Ces magistrats ont rendu compte des plaidoiries dans le délibéré de la cour, composée de :
Madame Florence DUBOIS-STEVANT, Présidente,
Madame Nathalie GAUTRON-AUDIC, Conseillère,
Madame Bérangère MEURANT, Conseillère,
Greffier, lors des débats : M. Hugo BELLANCOURT,
EXPOSE DU LITIGE
La société Fedex express fr a pour activité le transport international aérien de marchandises.
La société Fédéral express international (France) a pour activité la prestation de services intragroupes. Elle a cédé, en avril 2020, son fonds de commerce à la société Fedex express fr, mention de la réalisation de cette cession ayant été portée au registre du commerce et des sociétés le 28 mai 2021.
Le 17 février 2018, une personne a envoyé, par les services de la société Fédéral express international (France), à l’époux de Mme [H] depuis [Localité 5], au Liban, à destination de [Localité 6], en France, un colis contenant, selon Mme [H], une prothèse cruro-pédieuse lui appartenant.
Le 19 février 2018, à réception du colis à l’aéroport, le service des douanes de la société Fédéral express international (France) a contacté le destinataire, M. [H], en indiquant qu’il devait s’acquitter de droits et taxes d’un montant de 271 euros. M. [H], contestant être redevable de cette somme, s’est opposé à son règlement. Faute de paiement par M. [H] de la facture émise le 5 mars 2018 par la société Fédéral express international (France), il a été procédé à la rétention du colis.
Par acte du 10 janvier 2023, Mme [H] a assigné en responsabilité la société Fédéral express international (France) devant le tribunal judiciaire de Nanterre en réparation de divers préjudices causés par la rétention de son appareil médical.
La société Fedex express fr est intervenue volontairement à l’instance.
Par conclusions du 14 septembre 2023, les sociétés Fédéral express international (France) et Fedex express fr ont soulevé deux fins de non-recevoir tirées de l’irrecevabilité des demandes de Mme [H] en raison, d’une part, d’un défaut de qualité à agir et, d’autre part, de la prescription de son action.
Par ordonnance du 19 juillet 2024, le juge de la mise en état a :
— mis hors de cause la société Fédéral express international (France) ;
— rejeté les fins de non-recevoir présentées par la société Fedex express fr ;
— déclaré recevables les demandes présentées par Mme [H] ;
— renvoyé le dossier à l’audience de mise en état du 18 novembre 2024 ;
— laissé à la charge des parties leurs frais irrépétibles ;
— condamné la société Fedex express fr aux dépens de l’incident.
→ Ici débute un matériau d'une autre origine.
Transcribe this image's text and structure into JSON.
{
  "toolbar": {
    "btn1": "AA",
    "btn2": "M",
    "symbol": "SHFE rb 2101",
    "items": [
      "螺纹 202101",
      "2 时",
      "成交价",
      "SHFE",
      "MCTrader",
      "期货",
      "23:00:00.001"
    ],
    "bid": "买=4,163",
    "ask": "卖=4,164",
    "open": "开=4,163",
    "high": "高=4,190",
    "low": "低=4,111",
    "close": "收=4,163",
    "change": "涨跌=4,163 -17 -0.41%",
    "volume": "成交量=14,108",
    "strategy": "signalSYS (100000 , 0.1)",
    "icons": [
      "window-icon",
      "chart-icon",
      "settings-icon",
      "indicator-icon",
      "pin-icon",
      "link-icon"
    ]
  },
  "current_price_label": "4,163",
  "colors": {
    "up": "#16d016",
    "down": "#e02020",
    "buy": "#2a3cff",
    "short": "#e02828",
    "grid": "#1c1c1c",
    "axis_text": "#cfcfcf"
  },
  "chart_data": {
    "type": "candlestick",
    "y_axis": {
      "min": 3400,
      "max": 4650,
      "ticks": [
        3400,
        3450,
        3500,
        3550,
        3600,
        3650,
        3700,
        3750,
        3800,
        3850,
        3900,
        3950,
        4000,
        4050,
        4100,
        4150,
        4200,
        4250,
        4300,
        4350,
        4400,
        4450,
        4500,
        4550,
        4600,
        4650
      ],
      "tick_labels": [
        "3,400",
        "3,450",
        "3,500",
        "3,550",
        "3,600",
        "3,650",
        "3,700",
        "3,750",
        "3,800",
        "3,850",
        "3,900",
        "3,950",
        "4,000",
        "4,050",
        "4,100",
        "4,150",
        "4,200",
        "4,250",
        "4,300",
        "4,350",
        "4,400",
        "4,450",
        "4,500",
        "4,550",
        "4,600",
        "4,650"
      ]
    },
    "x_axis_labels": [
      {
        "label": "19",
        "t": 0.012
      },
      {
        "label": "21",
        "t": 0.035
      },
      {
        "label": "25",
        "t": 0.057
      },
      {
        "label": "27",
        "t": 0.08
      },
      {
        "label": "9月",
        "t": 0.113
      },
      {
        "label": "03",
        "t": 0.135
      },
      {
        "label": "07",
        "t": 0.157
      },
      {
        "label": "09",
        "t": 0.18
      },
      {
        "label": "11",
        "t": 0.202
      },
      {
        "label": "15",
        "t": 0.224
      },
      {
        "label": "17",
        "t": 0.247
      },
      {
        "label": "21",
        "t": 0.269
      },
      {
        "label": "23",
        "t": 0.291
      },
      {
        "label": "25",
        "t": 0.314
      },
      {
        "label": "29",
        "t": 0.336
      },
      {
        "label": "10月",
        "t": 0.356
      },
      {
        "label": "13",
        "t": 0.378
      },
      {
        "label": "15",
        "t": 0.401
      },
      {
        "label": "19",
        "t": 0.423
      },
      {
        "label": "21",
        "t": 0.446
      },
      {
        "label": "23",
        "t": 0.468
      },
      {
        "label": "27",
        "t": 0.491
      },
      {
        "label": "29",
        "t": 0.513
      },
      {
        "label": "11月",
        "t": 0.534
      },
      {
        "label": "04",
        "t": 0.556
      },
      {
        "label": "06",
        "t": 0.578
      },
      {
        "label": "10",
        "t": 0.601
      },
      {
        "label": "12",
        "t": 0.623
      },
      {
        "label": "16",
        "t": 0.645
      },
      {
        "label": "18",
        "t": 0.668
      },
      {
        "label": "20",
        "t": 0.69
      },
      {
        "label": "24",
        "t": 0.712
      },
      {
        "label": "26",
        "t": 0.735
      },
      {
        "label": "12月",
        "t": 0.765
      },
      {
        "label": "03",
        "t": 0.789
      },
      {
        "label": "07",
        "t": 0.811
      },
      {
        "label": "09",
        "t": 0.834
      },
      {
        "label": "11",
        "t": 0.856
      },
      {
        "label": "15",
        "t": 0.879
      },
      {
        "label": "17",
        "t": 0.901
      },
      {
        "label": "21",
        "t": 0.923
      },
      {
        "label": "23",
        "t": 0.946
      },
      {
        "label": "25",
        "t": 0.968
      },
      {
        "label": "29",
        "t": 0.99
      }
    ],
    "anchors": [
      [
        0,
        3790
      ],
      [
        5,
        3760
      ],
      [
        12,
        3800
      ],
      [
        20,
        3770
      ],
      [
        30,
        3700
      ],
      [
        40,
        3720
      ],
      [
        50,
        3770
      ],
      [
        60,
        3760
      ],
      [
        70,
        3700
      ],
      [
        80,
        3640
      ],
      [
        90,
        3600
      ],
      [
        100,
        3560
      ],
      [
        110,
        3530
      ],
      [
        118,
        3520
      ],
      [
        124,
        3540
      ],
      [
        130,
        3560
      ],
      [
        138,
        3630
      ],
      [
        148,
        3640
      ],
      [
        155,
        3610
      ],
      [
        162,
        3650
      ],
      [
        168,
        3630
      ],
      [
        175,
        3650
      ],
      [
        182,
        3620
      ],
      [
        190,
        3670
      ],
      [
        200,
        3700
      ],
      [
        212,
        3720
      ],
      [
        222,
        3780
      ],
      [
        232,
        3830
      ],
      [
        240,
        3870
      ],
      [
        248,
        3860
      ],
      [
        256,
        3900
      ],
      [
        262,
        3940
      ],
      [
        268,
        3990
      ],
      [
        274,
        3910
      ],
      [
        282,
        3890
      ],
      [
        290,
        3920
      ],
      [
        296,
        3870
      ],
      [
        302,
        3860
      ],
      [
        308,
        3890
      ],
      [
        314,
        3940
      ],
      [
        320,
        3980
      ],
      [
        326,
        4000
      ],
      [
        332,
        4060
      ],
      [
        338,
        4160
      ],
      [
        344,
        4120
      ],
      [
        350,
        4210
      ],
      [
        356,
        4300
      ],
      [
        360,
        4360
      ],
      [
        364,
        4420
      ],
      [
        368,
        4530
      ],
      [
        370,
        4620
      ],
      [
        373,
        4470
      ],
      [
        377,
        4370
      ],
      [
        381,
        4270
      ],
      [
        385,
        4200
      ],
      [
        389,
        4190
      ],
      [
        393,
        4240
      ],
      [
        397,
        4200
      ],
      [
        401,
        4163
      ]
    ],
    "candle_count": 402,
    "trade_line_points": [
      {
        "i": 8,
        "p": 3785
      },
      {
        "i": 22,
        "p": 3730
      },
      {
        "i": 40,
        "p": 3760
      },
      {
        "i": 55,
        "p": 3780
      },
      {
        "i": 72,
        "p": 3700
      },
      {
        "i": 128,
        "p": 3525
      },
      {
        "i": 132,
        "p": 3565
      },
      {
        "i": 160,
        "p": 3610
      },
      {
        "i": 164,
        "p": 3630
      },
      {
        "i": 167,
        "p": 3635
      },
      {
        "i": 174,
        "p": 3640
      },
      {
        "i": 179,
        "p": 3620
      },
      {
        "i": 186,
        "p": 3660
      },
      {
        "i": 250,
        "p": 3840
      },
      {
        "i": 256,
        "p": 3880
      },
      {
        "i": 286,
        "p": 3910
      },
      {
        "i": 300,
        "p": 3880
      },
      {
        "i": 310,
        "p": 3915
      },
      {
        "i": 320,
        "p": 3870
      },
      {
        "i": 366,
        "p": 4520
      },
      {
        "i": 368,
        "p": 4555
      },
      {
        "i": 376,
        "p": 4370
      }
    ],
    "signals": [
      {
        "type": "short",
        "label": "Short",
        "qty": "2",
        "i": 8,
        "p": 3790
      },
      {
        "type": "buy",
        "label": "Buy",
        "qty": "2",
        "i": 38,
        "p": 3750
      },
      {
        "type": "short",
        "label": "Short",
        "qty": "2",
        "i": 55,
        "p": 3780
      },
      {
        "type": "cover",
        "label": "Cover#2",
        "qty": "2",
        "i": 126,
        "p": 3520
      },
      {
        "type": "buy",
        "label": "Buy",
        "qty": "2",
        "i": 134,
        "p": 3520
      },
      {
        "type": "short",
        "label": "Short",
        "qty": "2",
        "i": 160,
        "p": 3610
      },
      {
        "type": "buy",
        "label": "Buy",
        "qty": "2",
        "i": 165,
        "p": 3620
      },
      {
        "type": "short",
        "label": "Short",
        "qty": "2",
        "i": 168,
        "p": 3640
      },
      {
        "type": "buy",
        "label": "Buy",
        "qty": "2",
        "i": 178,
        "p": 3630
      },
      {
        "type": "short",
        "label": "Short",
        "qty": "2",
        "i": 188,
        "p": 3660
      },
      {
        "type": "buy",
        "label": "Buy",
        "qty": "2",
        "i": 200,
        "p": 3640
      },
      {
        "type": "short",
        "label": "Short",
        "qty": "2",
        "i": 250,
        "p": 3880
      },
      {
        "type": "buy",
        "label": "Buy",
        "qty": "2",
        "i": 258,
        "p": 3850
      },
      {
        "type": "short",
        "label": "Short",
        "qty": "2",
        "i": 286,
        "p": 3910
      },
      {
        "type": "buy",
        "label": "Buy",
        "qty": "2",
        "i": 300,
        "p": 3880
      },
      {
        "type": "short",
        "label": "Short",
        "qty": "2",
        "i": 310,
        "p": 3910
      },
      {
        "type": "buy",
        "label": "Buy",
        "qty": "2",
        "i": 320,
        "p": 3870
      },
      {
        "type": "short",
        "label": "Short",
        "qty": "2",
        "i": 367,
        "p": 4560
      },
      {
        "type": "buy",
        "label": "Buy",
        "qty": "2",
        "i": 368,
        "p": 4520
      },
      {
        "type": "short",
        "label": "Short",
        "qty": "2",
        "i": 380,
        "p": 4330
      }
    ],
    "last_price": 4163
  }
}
Le juge de la mise en état a relevé que la société Fédéral express international (France) avait cédé son fonds de commerce à la société Fedex express fr qui pouvait dès lors être seule condamnée.
Il a ensuite considéré, d’une part, que la Convention de Montréal du 28 mai 1999 n’était pas applicable au litige opposant le transporteur à Mme [H], tiers au contrat, qu’en matière de responsabilité délictuelle du transporteur aérien, le droit commun s’appliquait et que le tiers à un contrat pouvait invoquer un manquement à une obligation contractuelle dès lors que celui-ci lui avait causé un dommage de sorte que Mme [H] avait qualité à agir, et, d’autre part, que Mme [H] ayant introduit son action le 10 janvier 2023 dans les cinq ans à compter de la date prévue de livraison, le 19 février 2018, son action n’était pas prescrite en application de l’article 2224 du code civil.
Par déclaration du 29 juillet 2024, la société Fedex express fr a fait appel de l’ordonnance en tous ses chefs de dispositif, excepté en ce qu’elle a mis hors de cause la société Fédéral express international, et, par dernières conclusions n° 2 remises au greffe et notifiées par RPVA le 16 décembre 2024, elle demande à la cour de confirmer l’ordonnance entreprise en ce qu’elle a mis hors de cause la société Fédéral express international (France) et de l’infirmer en ses autres dispositions, statuant à nouveau, de déclarer irrecevable Mme [H] en son action pour défaut de qualité à agir et de déclarer irrecevables ses demandes car prescrites, de condamner Mme [H] à lui payer la somme de 5.000 euros au titre de l’article 700 du code de procédure civile ainsi qu’aux dépens.
Par dernières conclusions remises au greffe et notifiées par RPVA le 26 octobre 2024, puis signifiées le 20 novembre 2024 à l’appelante, Mme [H] demande à la cour de confirmer l’ordonnance entreprise en toutes ses dispositions, de rejeter l’ensemble des fins de non-recevoir soulevées par la société Fedex express fr, de rejeter les conclusions de la société Fedex express fr fondées sur l’article 700 du code de procédure civile et de la condamner à lui payer la somme de 3.000 euros sur le fondement de l’article 700 du code de procédure civile.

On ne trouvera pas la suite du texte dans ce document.